The circle of our planet’s atmosphere protects us, on a large scale, from the sun’s fire. The northern lights, or the aurora borealis, are beautiful dancing ribbons of light that have captivated people for millennia. Some of you got up in the middle of the night last week to witness this cinematic atmospheric event in Canada. But for all its beauty, this spectacular light show is a rather violent event.
The northern lights are created when energized particles from the sun slam into Earth’s upper atmosphere at speeds of up to 72 million kilometres per hour. But our planet’s magnetic field protects us from the onslaught (Space.com).
We need containment, as humans, why? Because our love is not perfect. Our love fails time and time again. And we give in so often to the dangerous fires of hatred and impulsive action that excludes and harms others.
Nevertheless, there are moments. Our human perspective can perceive moments of the unbounded, universal, fire of God when we literally and spiritually look to the heavens. This incredible power, witnessed by God’s creation, is a power reflecting God’s love for us all.

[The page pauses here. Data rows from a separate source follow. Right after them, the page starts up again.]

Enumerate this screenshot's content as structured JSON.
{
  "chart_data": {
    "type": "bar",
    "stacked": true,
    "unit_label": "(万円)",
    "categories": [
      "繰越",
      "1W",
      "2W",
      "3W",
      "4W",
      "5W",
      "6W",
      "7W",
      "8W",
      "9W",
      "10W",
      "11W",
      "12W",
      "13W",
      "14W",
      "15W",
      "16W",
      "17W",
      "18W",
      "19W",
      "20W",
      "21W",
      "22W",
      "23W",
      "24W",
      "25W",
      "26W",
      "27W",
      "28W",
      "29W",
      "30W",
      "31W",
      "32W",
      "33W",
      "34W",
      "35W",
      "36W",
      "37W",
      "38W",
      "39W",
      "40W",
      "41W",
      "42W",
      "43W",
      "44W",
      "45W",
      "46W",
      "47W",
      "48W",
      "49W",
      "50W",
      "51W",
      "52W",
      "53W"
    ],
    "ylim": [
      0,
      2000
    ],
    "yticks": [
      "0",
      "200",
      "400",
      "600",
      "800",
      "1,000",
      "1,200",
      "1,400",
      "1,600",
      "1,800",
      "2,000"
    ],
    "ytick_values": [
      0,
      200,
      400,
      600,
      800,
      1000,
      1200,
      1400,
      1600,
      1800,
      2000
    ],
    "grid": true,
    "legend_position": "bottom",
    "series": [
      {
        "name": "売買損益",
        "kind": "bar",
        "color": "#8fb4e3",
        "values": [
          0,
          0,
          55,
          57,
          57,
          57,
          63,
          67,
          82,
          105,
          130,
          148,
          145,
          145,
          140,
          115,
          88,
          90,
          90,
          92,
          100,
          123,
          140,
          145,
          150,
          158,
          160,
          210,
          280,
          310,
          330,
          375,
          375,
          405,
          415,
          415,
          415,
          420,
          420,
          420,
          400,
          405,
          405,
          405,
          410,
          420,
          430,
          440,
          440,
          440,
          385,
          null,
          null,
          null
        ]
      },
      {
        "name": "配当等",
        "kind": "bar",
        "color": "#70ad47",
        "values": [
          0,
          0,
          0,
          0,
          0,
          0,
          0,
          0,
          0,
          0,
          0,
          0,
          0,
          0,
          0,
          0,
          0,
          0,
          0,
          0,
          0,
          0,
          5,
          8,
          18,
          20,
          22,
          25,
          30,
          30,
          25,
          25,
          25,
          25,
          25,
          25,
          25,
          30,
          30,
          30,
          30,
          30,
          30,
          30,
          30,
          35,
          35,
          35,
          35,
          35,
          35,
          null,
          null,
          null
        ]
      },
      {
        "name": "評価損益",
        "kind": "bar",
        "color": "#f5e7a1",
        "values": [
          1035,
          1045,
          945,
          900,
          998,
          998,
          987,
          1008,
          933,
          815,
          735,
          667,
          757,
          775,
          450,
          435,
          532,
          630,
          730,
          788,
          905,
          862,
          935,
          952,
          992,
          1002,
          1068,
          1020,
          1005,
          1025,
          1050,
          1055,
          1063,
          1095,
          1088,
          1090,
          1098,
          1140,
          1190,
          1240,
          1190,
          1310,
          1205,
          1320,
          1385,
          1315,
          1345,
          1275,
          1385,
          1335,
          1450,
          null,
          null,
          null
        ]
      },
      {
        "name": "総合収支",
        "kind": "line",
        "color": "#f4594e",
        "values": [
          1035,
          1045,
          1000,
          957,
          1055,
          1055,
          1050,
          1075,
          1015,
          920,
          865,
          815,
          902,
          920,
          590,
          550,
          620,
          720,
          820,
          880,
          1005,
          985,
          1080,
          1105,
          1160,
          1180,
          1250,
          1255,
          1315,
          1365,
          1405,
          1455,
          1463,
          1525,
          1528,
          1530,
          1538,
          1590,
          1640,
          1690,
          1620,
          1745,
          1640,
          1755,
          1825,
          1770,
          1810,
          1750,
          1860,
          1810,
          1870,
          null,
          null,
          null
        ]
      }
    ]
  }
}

God’s fiery love cannot be doused. God’s love reigns. Because the “ruler of this world has been condemned” (John 16:11). The ruler of our hating impulses, the ruler of our retributive justice, our violence, the ruler of the unbridled flames of this fire will be doused. And the reign of God will unite and hold us all in loving embrace forever.
References:
McGilchrist, I. (2019). The master and his emissary: The divided brain and the making of the western world (2nd Ed.). Yale University Press.
Milman, O. (2023, November 9) After a record year of wildfires, will Canada ever be the same again? The Guardian. https://www.theguardian.com/world/2023/nov/09/canada-wildfire-record-climate-crisis – :~:text=Fire ravaged Canada in 2023,record nearly three times over
Tait, C., Woo, A., Link, H., & Arnett, K. (2024, May 14). Fort McMurray residents to evacuate as wildfire approaches community. The Globe and Mail. https://www.theglobeandmail.com/canada/article-fort-mcmurray-residents-ordered-to-evacuate-as-wildfire-approaches/
W. Kimmerer, R. (2015). Braiding sweetgrass: Indigenous wisdom, scientific knowledge and the teachings of plants. Penguin.